What the Surviving Brands Are Doing
The first thing is knowing what is in their formula. Every flavor concentrate in production needs a full technical datasheet showing every compound. This document is the starting point for ingredient disclosure to BPOM, for Halal certification, for export market entry, and for any meaningful CMR screening.
The second is active CMR screening against what is actually found in the Indonesian market. Diphenyl oxide, benzaldehyde, estragol, methyl eugenol, and furfural are not theoretical concerns. They are compounds identified repeatedly in flavor samples from Indonesian and Southeast Asian suppliers in testing conducted by certified laboratories. Discovering one of these in your formula before you submit documentation costs you a reformulation. Discovering it during a BPOM audit or a foreign customs check costs you significantly more.
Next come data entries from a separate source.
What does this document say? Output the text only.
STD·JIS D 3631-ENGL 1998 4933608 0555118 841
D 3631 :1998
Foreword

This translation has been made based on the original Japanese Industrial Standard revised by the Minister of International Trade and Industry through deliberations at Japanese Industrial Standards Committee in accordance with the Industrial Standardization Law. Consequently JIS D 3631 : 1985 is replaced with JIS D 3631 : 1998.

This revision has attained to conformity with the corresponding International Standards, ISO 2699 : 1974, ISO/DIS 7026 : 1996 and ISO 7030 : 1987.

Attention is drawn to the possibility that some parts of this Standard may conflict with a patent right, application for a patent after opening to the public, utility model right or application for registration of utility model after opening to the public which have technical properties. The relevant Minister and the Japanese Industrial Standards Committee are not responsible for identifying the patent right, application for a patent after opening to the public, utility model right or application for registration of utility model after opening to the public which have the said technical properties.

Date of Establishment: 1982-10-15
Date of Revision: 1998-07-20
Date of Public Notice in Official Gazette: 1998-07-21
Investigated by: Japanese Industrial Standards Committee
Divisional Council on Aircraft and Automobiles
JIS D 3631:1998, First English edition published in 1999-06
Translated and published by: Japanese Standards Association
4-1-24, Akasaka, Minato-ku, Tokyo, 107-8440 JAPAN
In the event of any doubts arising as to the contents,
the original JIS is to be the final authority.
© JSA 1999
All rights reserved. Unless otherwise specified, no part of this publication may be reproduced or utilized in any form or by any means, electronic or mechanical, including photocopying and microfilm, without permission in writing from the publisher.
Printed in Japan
The third is treating the packaging transition as a brand decision, not just a compliance one. The move to 10ml and 20ml formats required by PP 28/2024 forces a label redesign. Producers who use that redesign to communicate quality, are building a visual asset that carries their brand positioning forward.
The fourth is nicotine and base material sourcing with documentation that can actually be submitted. A supplier who cannot provide a Certificate of Analysis showing purity grade and origin is leaving a documentation gap at the most basic level of the formula. With China’s VAT rebate removal raising the cost of Chinese nicotine by 8% to 13%, this is also the moment to diversify the supply chain. The margin protection and the documentation improvement are the same decision.
The fifth is understanding that domestic compliance and export readiness are the same work. The documentation required to meet PerBPOM 18/2025 ingredient disclosure is 90% of what EU REACH compliance requires. Same testing a US or UK distributor will ask for before signing a supply agreement. The producers who have clean documentation are positioned to access that market. Those who do not are watching the opportunity pass.
Bottom Line
Your local authenticity and understanding of the Indonesian palate are invaluable, but they are no longer enough. The market is consolidating. By turning compliance into a marketing asset, and proving to your customers and distributors that your liquids are verified clean and legal, you insulate your brand from regulatory shocks.